My investigations in neural networks have led me back to the conclusion that I can't hide from c++ forever. As well as AutoHotKey has served me over the past few years, I fear the power limits may finally be upon me. The fact of the matter is, c++ boasts a raw speed and power with which AHK can't compete. AHK wins for ease-of-use any day...but in algorithmic programming, the speed of c++ wins. As such, I'm bringing out the old c++ compilers again and learning my way around. I used to be pretty fluent in the language, but I've grown pretty rusty and have grown too content with the ease of AHK programming.
I'm reworking the neural network engine in c++, and looking to gain roughly a 100x performance increase (based on some numbers I've seen around the AHK forums). If there is justice in the world, that could mean 100x better function approximations, 100x larger neural nets, or even 100x better music. Who knows.
If c++ starts working for me again, I have a good compromise in mind. Design the GUIs in AHK, because they generally don't have to do much complicated work. They just have to look friendly. Then do the actually plugin processing in c++ to get the speed advantage. This part doesn't have to look good.
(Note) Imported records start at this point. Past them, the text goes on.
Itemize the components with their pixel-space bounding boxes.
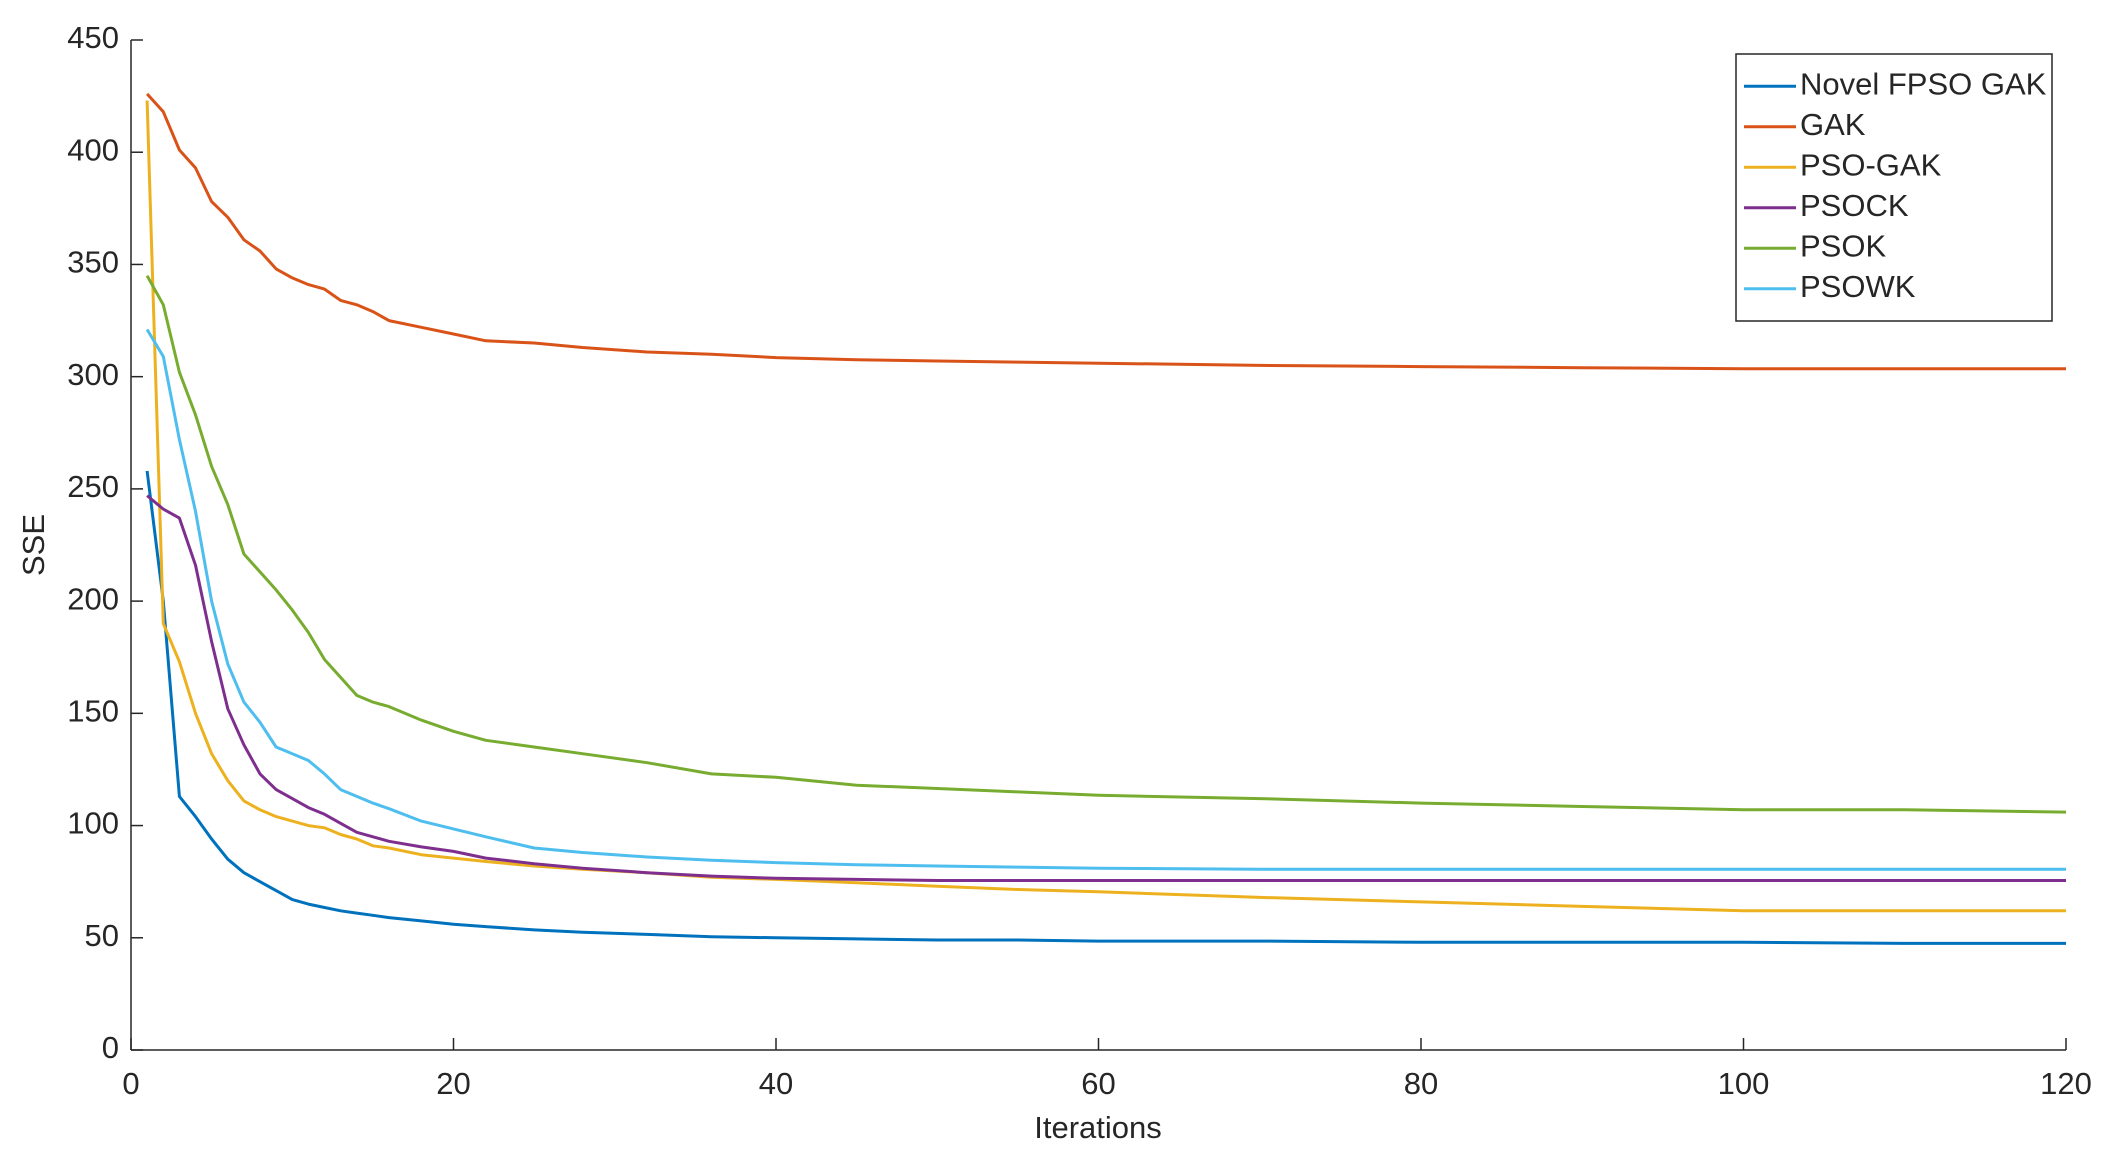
x-tick-label: 40 bbox=[759, 1066, 793, 1101]
x-tick-label: 20 bbox=[436, 1066, 470, 1101]
legend-label: PSOWK bbox=[1800, 269, 1916, 304]
legend-label: PSO-GAK bbox=[1800, 147, 1942, 182]
x-tick-label: 120 bbox=[2040, 1066, 2092, 1101]
x-tick-label: 100 bbox=[1718, 1066, 1770, 1101]
x-tick-label: 80 bbox=[1404, 1066, 1438, 1101]
series-line bbox=[146, 494, 2066, 882]
y-tick-label: 350 bbox=[67, 245, 119, 280]
y-tick-label: 0 bbox=[102, 1030, 119, 1065]
y-axis-label: SSE bbox=[16, 514, 51, 576]
y-tick-label: 400 bbox=[67, 132, 119, 167]
legend-box bbox=[1735, 53, 2053, 322]
y-tick-label: 100 bbox=[67, 806, 119, 841]
y-tick-label: 150 bbox=[67, 694, 119, 729]
series-line bbox=[145, 274, 2067, 814]
legend-label: Novel FPSO GAK bbox=[1800, 66, 2047, 101]
legend-label: PSOK bbox=[1800, 228, 1886, 263]
y-tick-label: 250 bbox=[67, 469, 119, 504]
series-line bbox=[145, 100, 2066, 913]
y-tick-label: 450 bbox=[67, 20, 119, 55]
legend-label: GAK bbox=[1800, 107, 1866, 142]
y-tick-label: 200 bbox=[67, 581, 119, 616]
x-axis-label: Iterations bbox=[1034, 1110, 1162, 1145]
y-tick-label: 50 bbox=[85, 918, 119, 953]
x-tick-label: 60 bbox=[1081, 1066, 1115, 1101]
legend-label: PSOCK bbox=[1800, 188, 1909, 223]
series-line bbox=[145, 92, 2066, 371]
y-tick-label: 300 bbox=[67, 357, 119, 392]
x-tick-label: 0 bbox=[122, 1066, 139, 1101]
series-line bbox=[145, 328, 2066, 871]
series-line bbox=[145, 470, 2066, 945]
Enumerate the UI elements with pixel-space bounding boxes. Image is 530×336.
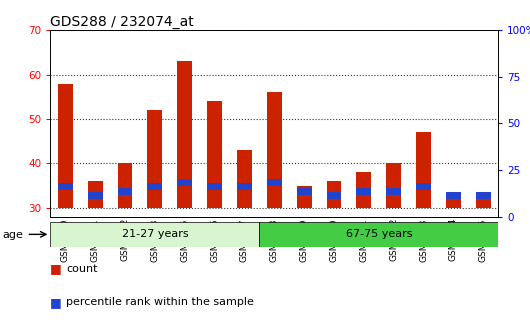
- Bar: [259, 222, 498, 247]
- Bar: [356, 188, 372, 195]
- Bar: [326, 192, 341, 199]
- Text: percentile rank within the sample: percentile rank within the sample: [66, 297, 254, 307]
- Bar: [297, 188, 312, 195]
- Bar: [87, 181, 103, 208]
- Bar: [177, 61, 192, 208]
- Bar: [58, 84, 73, 208]
- Bar: [58, 183, 73, 190]
- Bar: [87, 192, 103, 199]
- Bar: [416, 132, 431, 208]
- Bar: [118, 163, 132, 208]
- Bar: [446, 195, 461, 208]
- Bar: [207, 101, 222, 208]
- Bar: [386, 188, 401, 195]
- Bar: [147, 110, 162, 208]
- Bar: [207, 183, 222, 190]
- Bar: [386, 163, 401, 208]
- Bar: [476, 199, 491, 208]
- Text: count: count: [66, 264, 98, 274]
- Bar: [326, 181, 341, 208]
- Bar: [50, 222, 259, 247]
- Text: 67-75 years: 67-75 years: [346, 229, 412, 239]
- Bar: [356, 172, 372, 208]
- Bar: [177, 179, 192, 185]
- Text: GDS288 / 232074_at: GDS288 / 232074_at: [50, 15, 194, 29]
- Bar: [297, 185, 312, 208]
- Bar: [267, 92, 282, 208]
- Text: age: age: [3, 229, 23, 240]
- Text: 21-27 years: 21-27 years: [121, 229, 188, 239]
- Bar: [237, 183, 252, 190]
- Bar: [416, 183, 431, 190]
- Text: ■: ■: [50, 262, 62, 275]
- Bar: [476, 192, 491, 199]
- Bar: [446, 192, 461, 199]
- Text: ■: ■: [50, 296, 62, 309]
- Bar: [237, 150, 252, 208]
- Bar: [147, 183, 162, 190]
- Bar: [118, 188, 132, 195]
- Bar: [267, 179, 282, 185]
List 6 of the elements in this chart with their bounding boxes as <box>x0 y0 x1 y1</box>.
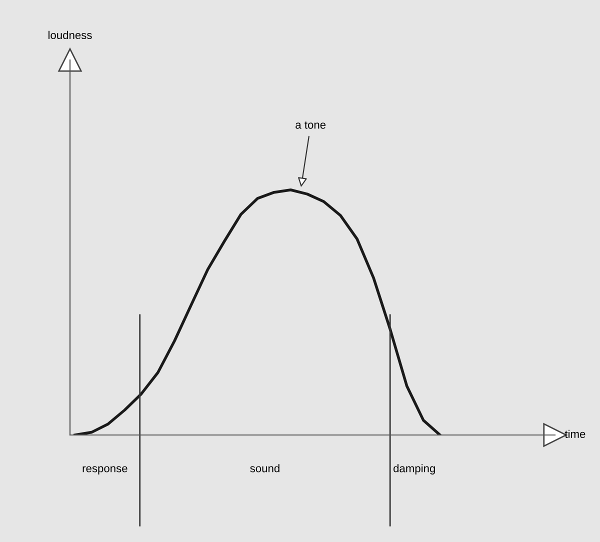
text: time <box>564 430 586 438</box>
text: damping <box>394 464 435 474</box>
text: loudness <box>48 30 92 40</box>
text: response <box>82 466 128 474</box>
text: sound <box>250 464 280 472</box>
text: a tone <box>296 121 326 129</box>
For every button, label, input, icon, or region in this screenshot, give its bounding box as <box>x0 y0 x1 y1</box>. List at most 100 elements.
This should also solve another thing I've been worried about: code security from theft. If I really do release mGen, it'd be reverse engineer, cracked, and modified to the world's content by even the least adept hacker. The code of AHK is way too insecure because it's an interpreted language, which means the whole script is sitting right there in memory, waiting to be stolen. In c++, however, everything is compiled down to machine code, which would take way, way longer to reverse engineer. It could still be done. BUT, with c++, I could purchase obfuscation software, which would be the final step in preventing reverse engineering. It wouldn't keep out professionals that really want to crack my program. But obfuscated c++ would be about 1000x harder to reverse engineer than an AHK script (no obfuscation tools even exist for AHK). So that's something that's been sitting in the back of my mind.
Not to mention, it's nice to have an OOP language back. I've missed classes, and I my mind has matured to the point that I can now understand all the basic functions of c++, including classes, pointers & references, inheritance, etc. Hopefully my new neural net engine will prove it.